Basis for an ADA Claim: Fired for Air Fresheners?

Some coworkers stink. For Amber Bridges of an Indianapolis Magistrate Court, this was quite literal. In November 2016, Amber Bridges and others began to complain about a coworker’s “chronic body odor.” Amber later brought in air fresheners to “improve the overall quality of air in the office.” Shortly after Bridges installed air fresheners, coworkers also began installing air fresheners around the office. The staff member with the body odor complained about Bridges in May 2017.

Amber Bridges was terminated for creating a hostile work environment for the employee with the odor because of the air fresheners Bridges had installed around the office. The smelly coworker complained to human resources and Bridges was terminated for creating a hostile work environment against him.

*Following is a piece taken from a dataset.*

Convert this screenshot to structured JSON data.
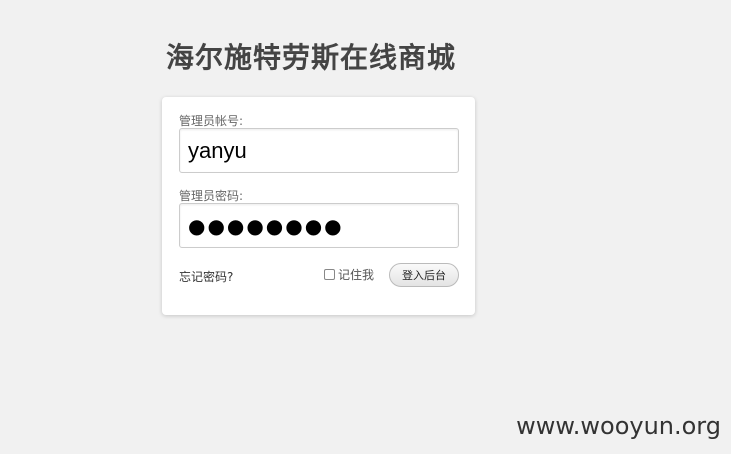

air freshenerBridges filed a federal lawsuit on December 21st, 2017, against her former employer at the Indianapolis Magistrate Court for violating the Americans with Disabilities Act. Bridges claims that her association with the smelly coworker protected her from termination.

Who Does the ADA Protect?

Bridges’ case has a few odd factors to it. First, it’s not clear that the coworker’s body odor was the result of a disability. Although body odor can be the product of a protected disability, it’s not clear that was the case here. The ADA defines a person with a disability as a person who has a physical or mental impairment that substantially limits one or more major life activity. Since the coworker was able to show up for work every day, his body odor arguably did not impair a major life activity, his ability to work. Of course, his coworkers, like Amber, might have complained, but it seems that his coworkers found a way to live with it. If the odor doesn’t qualify as a disability, Bridges’ case is sunk.

Second, Bridges doesn’t claim to have a disability. Instead, Bridges alleges that she was terminated because she was associated with a disabled person. The ADA prohibits discrimination based on relationship or association with a disabled person. This rule is necessary, since employers should not be able to harass a disabled person by isolating a disabled person or retaliate against employees who defend the rights of a disabled coworker.

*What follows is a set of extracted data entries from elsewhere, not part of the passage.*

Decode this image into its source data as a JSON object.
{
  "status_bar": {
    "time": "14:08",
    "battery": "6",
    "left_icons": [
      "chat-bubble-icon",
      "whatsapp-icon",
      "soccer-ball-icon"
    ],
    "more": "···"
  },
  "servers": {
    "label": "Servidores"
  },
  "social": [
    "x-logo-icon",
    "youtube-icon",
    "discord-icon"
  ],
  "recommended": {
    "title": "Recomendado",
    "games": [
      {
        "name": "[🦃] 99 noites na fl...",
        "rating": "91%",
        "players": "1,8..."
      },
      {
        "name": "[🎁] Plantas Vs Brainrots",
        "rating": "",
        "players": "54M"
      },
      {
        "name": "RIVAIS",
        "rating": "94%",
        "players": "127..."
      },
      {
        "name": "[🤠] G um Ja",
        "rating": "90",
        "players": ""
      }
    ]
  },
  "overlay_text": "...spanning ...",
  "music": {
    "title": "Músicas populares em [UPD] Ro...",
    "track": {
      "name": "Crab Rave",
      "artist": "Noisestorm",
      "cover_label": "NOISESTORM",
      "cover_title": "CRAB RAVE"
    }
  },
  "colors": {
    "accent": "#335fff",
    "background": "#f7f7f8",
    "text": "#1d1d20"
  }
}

However, Bridges’ claim flips the law on its head. Since it was the allegedly disabled worker who complained about her, she is the party who is allegedly discriminating against the disabled employee. Bridges’ association with the protectee of the ADA is not as a relative or supportive coworker. Bridges connection with the ADA is that she was supposedly the one doing the discriminating!

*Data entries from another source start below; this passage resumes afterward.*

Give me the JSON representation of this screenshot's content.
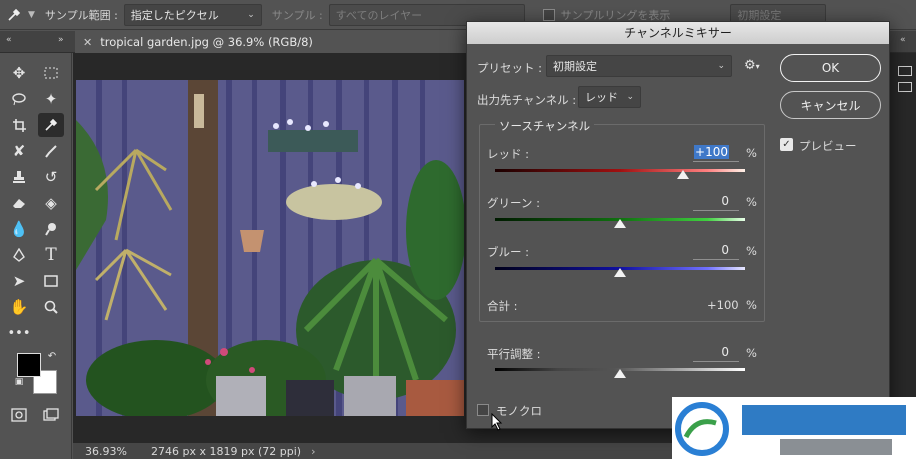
{
  "options_bar": {
    "sample_range_label": "サンプル範囲 :",
    "sample_range_value": "指定したピクセル",
    "sample_label": "サンプル :",
    "sample_value": "すべてのレイヤー",
    "show_ring_label": "サンプルリングを表示",
    "reset_label": "初期設定"
  },
  "document_tab": {
    "title": "tropical garden.jpg @ 36.9% (RGB/8)"
  },
  "status_bar": {
    "zoom": "36.93%",
    "doc_info": "2746 px x 1819 px (72 ppi)"
  },
  "dialog": {
    "title": "チャンネルミキサー",
    "preset_label": "プリセット :",
    "preset_value": "初期設定",
    "output_channel_label": "出力先チャンネル :",
    "output_channel_value": "レッド",
    "source_group_label": "ソースチャンネル",
    "red_label": "レッド :",
    "red_value": "+100",
    "green_label": "グリーン :",
    "green_value": "0",
    "blue_label": "ブルー :",
    "blue_value": "0",
    "total_label": "合計 :",
    "total_value": "+100",
    "constant_label": "平行調整 :",
    "constant_value": "0",
    "percent": "%",
    "monochrome_label": "モノクロ",
    "ok_label": "OK",
    "cancel_label": "キャンセル",
    "preview_label": "プレビュー",
    "sliders": {
      "red": 100,
      "green": 0,
      "blue": 0,
      "constant": 0
    },
    "slider_range": [
      -200,
      200
    ]
  },
  "colors": {
    "ui_bg": "#535353",
    "accent": "#3f78c8",
    "foreground_swatch": "#000000",
    "background_swatch": "#ffffff"
  },
  "icons": [
    "eyedropper-icon",
    "move-icon",
    "marquee-icon",
    "lasso-icon",
    "magic-wand-icon",
    "crop-icon",
    "eyedropper-tool-icon",
    "healing-icon",
    "brush-icon",
    "stamp-icon",
    "history-brush-icon",
    "eraser-icon",
    "bucket-icon",
    "blur-icon",
    "dodge-icon",
    "pen-icon",
    "type-icon",
    "path-select-icon",
    "rectangle-icon",
    "hand-icon",
    "zoom-icon",
    "more-icon",
    "gear-icon",
    "chevron-down-icon",
    "close-icon"
  ]
}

If the intent behind the ADA is to prevent discrimination, Bridges’ claim would potentially pervert its role from protection of the persecuted to protection of the persecutor. Bridges was obviously not contemplated as a protected person when Congress wrote the ADA. Association with a disabled person cannot reasonably include the person that the disabled person was complaining about.

So What’s the Takeaway?

I’m not advocating that Bridges was malicious or intentionally discriminating her smelly coworker. The employee with the smell might feel insulted by all the air fresheners, but there aren’t that many alternatives. If the smell is a result of a disability, the employer cannot legally fire the smelly employee. However, if the smell is bad enough that everyone else at the office thought an air freshener was a good idea, it might impair the Magistrate Court’s ability to function.

Of course, Bridge’s decision to install the air fresheners clearly set an example that employees under her followed. The complaint is unclear, but it is possible that installing the air fresheners might have lead to more hostile attitudes or remarks toward the smelly coworker. That would almost certainly create a hostile work environment for the worker who had the odor issues. Firing Bridges might be legal, but the magistrate court would have been better off trying to negotiate a satisfactory agreement rather than firing anyone.